Andrew Cowey of Siemens chaired the discussion. The first question was to focus on the changes needed to assist food companies and where they could obtain the knowledge for change. Mike Dudbridge of the University of Lincoln stated that consultations with food manufacturers indicated that they needed training to cope with the present technology and that additional training was needed for advanced technology such as automation. The University was developing courses to support companies in adopting new technology. Consumer expectations may have to change on 100% availability that comes at a high cost of short and expensive runs. The lack of engineers in the food industry especially senior management and in government departments was retarding progress.
Ginsters had automated but had to seek information and advice from the automotive sector. There had to be a shift in skills and the new technology needed to keep simplicity. The behavioural change was the most difficult to manage and it was challenging to align people to new ideas in other businesses. Ginsters had had a payback time of under 2 years on their investment in automation.

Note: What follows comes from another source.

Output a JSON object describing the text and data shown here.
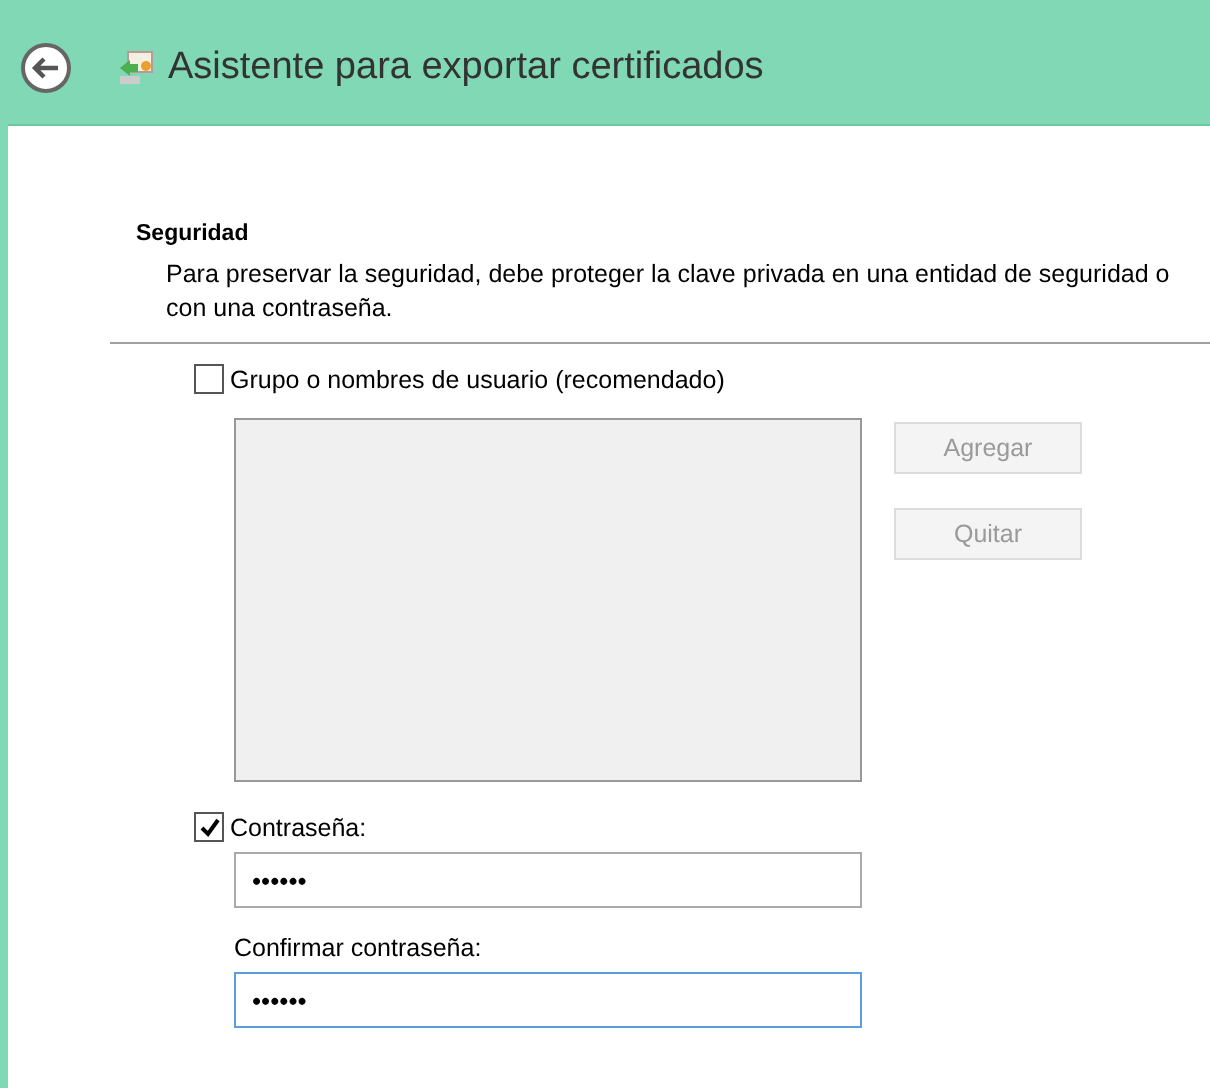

John Reed of Silsoe Technology said the goal of higher production with less environmental impact would require more inovation and better technology. The industry had to lead on innovation. Government has control of legislation and taxation to influence and research funds to assist innovation. Dr Cole of Defra explained the new funding via the Technology Strategy Board (TSB) and suggested that FMEG should start a dialogue with the TSB on innovation in the food industry.
The delegates toured the Festo site and saw technology demonstrations of automation, robotics and control systems.